Friday 7 June 2019

Seeing and believing on the BBC


The final episode of the three-part BBC series Victorian Sensations, broadcast on 5 June 2019, was titled ‘Seeing and Believing’.  It was presented by Philippa Perry, whose remit was to examine the last decade of the nineteenth century to show, at a time when established religion was under pressure, how the Victorians squared major scientific and technological developments with their interest in the paranormal, particularly life after death.  Perry is a psychotherapist who appears to have no credentials in this area and spent much of her time depicting wide-eyed awe.

It was a rich field to get her teeth into with only an hour to do it, and the result was not entirely satisfactory.  She began by describing Marconi’s work, noting the parallel between the development of wireless telegraphy and the possibilities of telepathy and contact with those in the afterlife, utilising the supposed ether. Such speculations demonstrated that the implications of scientific developments, such as communication at a distance by invisible means, could be co-opted by Spiritualists and psychical researchers.

Naturally we were shown examples of physical mediumship.  In a segment on spirit photography, Almudena Romero, not a noted expert and looking out of her depth, attempted to demonstrate the principles.  W T Stead’s Julia’s Bureau, set up to allow messages to pass between living and dead, and Stead’s association with Ada Goodrich Freer, with whom he conducted editorial meetings telepathically (though contrary to the impression given they did use the postal service as well), was the subject of some amusement.  Slightly off-topic was a segment on the fascination with life on Mars and its depiction in popular culture.

For part of the film Perry relied on the archive of the Society for Psychical Research at Cambridge, visiting the University Library to leaf through the records that make up the 1894 Census of Hallucinations and describe a crisis apparition.  The scientific and psychical researches of Sir Oliver Lodge (SPR president 1901-1903 and 1932) featured prominently, while other famous SPR members William James (SPR president 1894-1895), Alfred Russel Wallace and William Gladstone received name-checks.  Conan Doyle was shown getting his hands dirty going out on an SPR poltergeist investigation at Charmouth, in Devon.

Oddly, considering how prominent the SPR was in the programme, meriting first-billing in the acknowledgements at the end, nobody from the Society was interviewed.  Instead Matthew Tompkins popped up, presumably on the back of his Wellcome exhibition-related book The Spectacle of Illusion, to discuss Eusapia Palladino and some of the tricks mediums used in the séance room, including a demonstration of slate writing the secret of which, as a magician as well as a psychologist, he did not reveal.
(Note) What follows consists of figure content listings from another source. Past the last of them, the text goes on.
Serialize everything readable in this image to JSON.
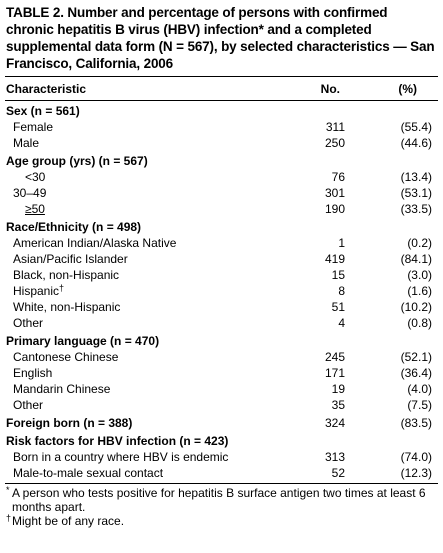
{
  "title": "TABLE 2. Number and percentage of persons with confirmed chronic hepatitis B virus (HBV) infection* and a completed supplemental data form (N = 567), by selected characteristics — San Francisco, California, 2006",
  "headers": {
    "characteristic": "Characteristic",
    "no": "No.",
    "pct": "(%)"
  },
  "groups": [
    {
      "label": "Sex (n = 561)",
      "items": [
        {
          "label": "Female",
          "no": "311",
          "pct": "(55.4)"
        },
        {
          "label": "Male",
          "no": "250",
          "pct": "(44.6)"
        }
      ]
    },
    {
      "label": "Age group (yrs) (n = 567)",
      "items": [
        {
          "label": "<30",
          "no": "76",
          "pct": "(13.4)"
        },
        {
          "label": "30–49",
          "no": "301",
          "pct": "(53.1)"
        },
        {
          "label": "≥50",
          "no": "190",
          "pct": "(33.5)"
        }
      ]
    },
    {
      "label": "Race/Ethnicity (n = 498)",
      "items": [
        {
          "label": "American Indian/Alaska Native",
          "no": "1",
          "pct": "(0.2)"
        },
        {
          "label": "Asian/Pacific Islander",
          "no": "419",
          "pct": "(84.1)"
        },
        {
          "label": "Black, non-Hispanic",
          "no": "15",
          "pct": "(3.0)"
        },
        {
          "label": "Hispanic",
          "marker": "†",
          "no": "8",
          "pct": "(1.6)"
        },
        {
          "label": "White, non-Hispanic",
          "no": "51",
          "pct": "(10.2)"
        },
        {
          "label": "Other",
          "no": "4",
          "pct": "(0.8)"
        }
      ]
    },
    {
      "label": "Primary language (n = 470)",
      "items": [
        {
          "label": "Cantonese Chinese",
          "no": "245",
          "pct": "(52.1)"
        },
        {
          "label": "English",
          "no": "171",
          "pct": "(36.4)"
        },
        {
          "label": "Mandarin Chinese",
          "no": "19",
          "pct": "(4.0)"
        },
        {
          "label": "Other",
          "no": "35",
          "pct": "(7.5)"
        }
      ]
    },
    {
      "label": "Foreign born (n = 388)",
      "no": "324",
      "pct": "(83.5)",
      "items": []
    },
    {
      "label": "Risk factors for HBV infection (n = 423)",
      "items": [
        {
          "label": "Born in a country where HBV is endemic",
          "no": "313",
          "pct": "(74.0)"
        },
        {
          "label": "Male-to-male sexual contact",
          "no": "52",
          "pct": "(12.3)"
        }
      ]
    }
  ],
  "footnotes": [
    {
      "marker": "*",
      "text": "A person who tests positive for hepatitis B surface antigen two times at least 6 months apart."
    },
    {
      "marker": "†",
      "text": "Might be of any race."
    }
  ]
}
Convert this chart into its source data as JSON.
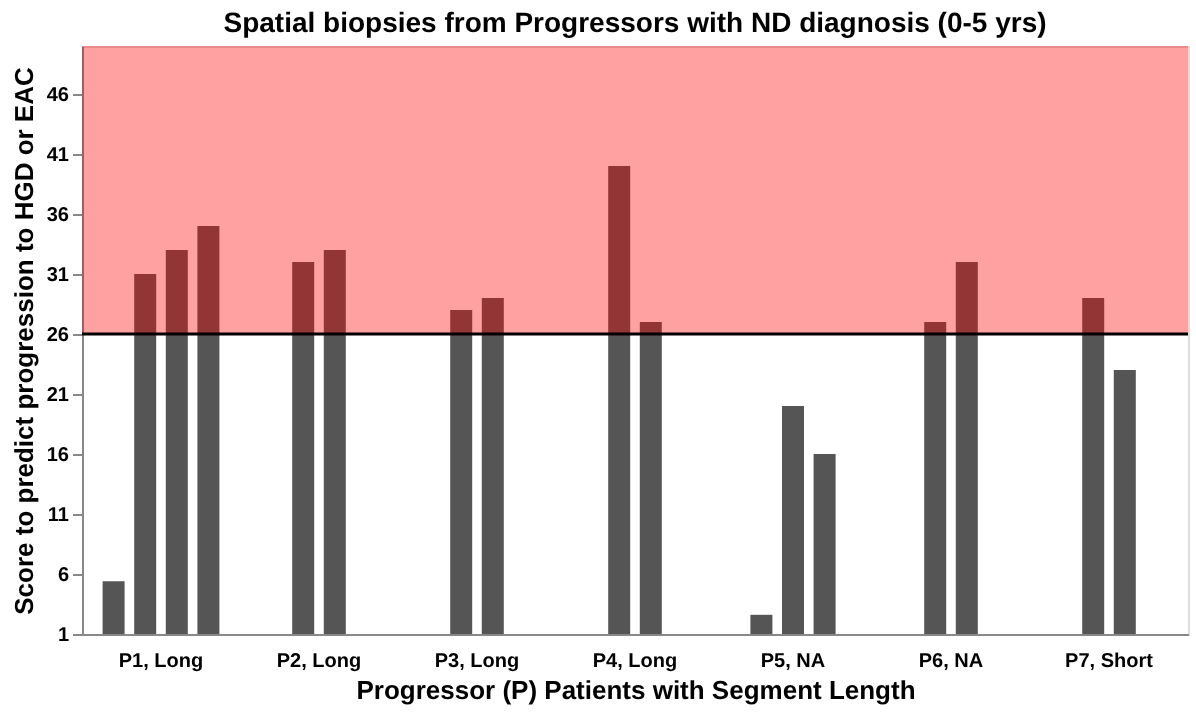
{
  "chart_data": {
    "type": "bar",
    "title": "Spatial biopsies from Progressors with ND diagnosis (0-5 yrs)",
    "xlabel": "Progressor (P) Patients with Segment Length",
    "ylabel": "Score to predict progression to HGD or EAC",
    "categories": [
      "P1, Long",
      "P2, Long",
      "P3, Long",
      "P4, Long",
      "P5, NA",
      "P6, NA",
      "P7, Short"
    ],
    "series": [
      {
        "color": "#555555",
        "values": [
          5.4,
          32,
          28,
          40,
          2.6,
          27,
          29
        ]
      },
      {
        "color": "#555555",
        "values": [
          31,
          33,
          29,
          27,
          20,
          32,
          23
        ]
      },
      {
        "color": "#555555",
        "values": [
          33,
          null,
          null,
          null,
          16,
          null,
          null
        ]
      },
      {
        "color": "#555555",
        "values": [
          35,
          null,
          null,
          null,
          null,
          null,
          null
        ]
      }
    ],
    "ylim": [
      1,
      50
    ],
    "yticks": [
      1,
      6,
      11,
      16,
      21,
      26,
      31,
      36,
      41,
      46
    ],
    "bands": [
      {
        "axis": "y",
        "from": 26,
        "to": 50,
        "color": "#ff0000"
      }
    ],
    "ref_lines": [
      {
        "axis": "y",
        "value": 26,
        "color": "#000000"
      }
    ],
    "grid": false
  }
}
There was an intriguing programme trying to get out on the overlap between psychical research and the new medium of cinema, which early on began featuring spooky themes.  While there was a mention of Hove filmmaker James Williamson, as Perry pointlessly recreated his The Big Swallow, there was no reference at all to G A Smith, who would have exemplified the connections between psychical research – working as hypnotist, among other things, for the SPR – and later, as a colleague of Williamson’s, as a film pioneer.  Bryony Dixon, silent film curator at the British Film Institute, was interviewed at length and showed a variety of trick film snippets, so it was a surprising omission.  And if you are going to quote from Maxim Gorky’s famous essay beginning, ‘Last night I was in the kingdom of shadows,’ why call him ‘one early reviewer’ rather than give his name?

Despite the weaknesses it was good to see the SPR receive this much coverage in a mainstream programme, and treated with respect rather than as an organisation filled with cranks.  Perry was at pains to show the extent to which its activities fitted in with scientific explorations of new frontiers in the 1890s, ‘an era when anything seemed possible’ as she put it, hence the SPR’s ability to attract a wide range of members, many of them possessing a scientific background.

Unfortunately she laid on the eccentric persona a little thickly, with the time-wasting Williamson ‘tribute’, having her picture taken sitting in front of someone completely covered by a sheet as a ‘spirit photograph’, and recording a humorous message on an Edison phonographic cylinder (there was nothing on Edison’s interest in communication with the dead either), but the programme was enjoyable as far as it went.  A better one would have ditched the Mars section, good for a documentary in its own right, and focused on the other topics in greater depth.